In his bewilderment the one whom Tom had named Sambo glared around him. His eyes gleamed with a phosphorescence like that which one sees on the water on a lowering night. What Reade did not know was that this black man possessed eyes that were a little keener in the dark than a bat's.

With a sudden "Woof!" Sambo went up in the air, moved sideways, and came down on the startled Tom Reade with the force of a pile driver.

"Wha' yo' doing heah?" demanded the negro, gripping Reade by the coat collar and dragging that hapless engineer to his feet.

Tom did not answer. To save his life he couldn't have answered just then, his breath utterly gone.

"Wha' yo' want heah, anyway?" insisted Sambo, giving the youth a vicious shake.

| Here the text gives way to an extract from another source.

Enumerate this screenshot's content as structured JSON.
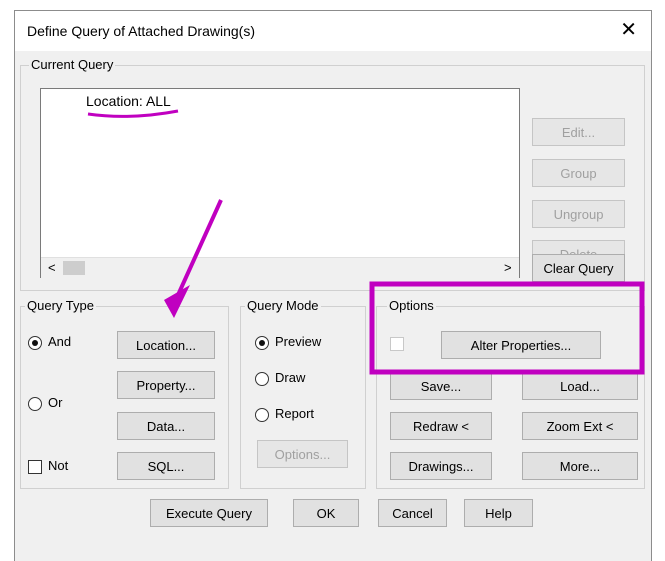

There was blood before the negro's eyes, or he would sooner have recognized his victim. But at last he did see.

"So, I'se gwine cotch Mistah Reade himself!" snorted Sambo. "An' Ah reckon I'se gwine foun' de differculty wid my magernetto at de same time! Huh?"

Again he shook Tom, with an ease and yet a force that further drove the breath from the young engineer's body.

"Why doan' yo' talk!" glared the negro, holding Tom out at arm's length with one hand.

Tom could only groan. Yet that method of communication carried its own explanation to the big black.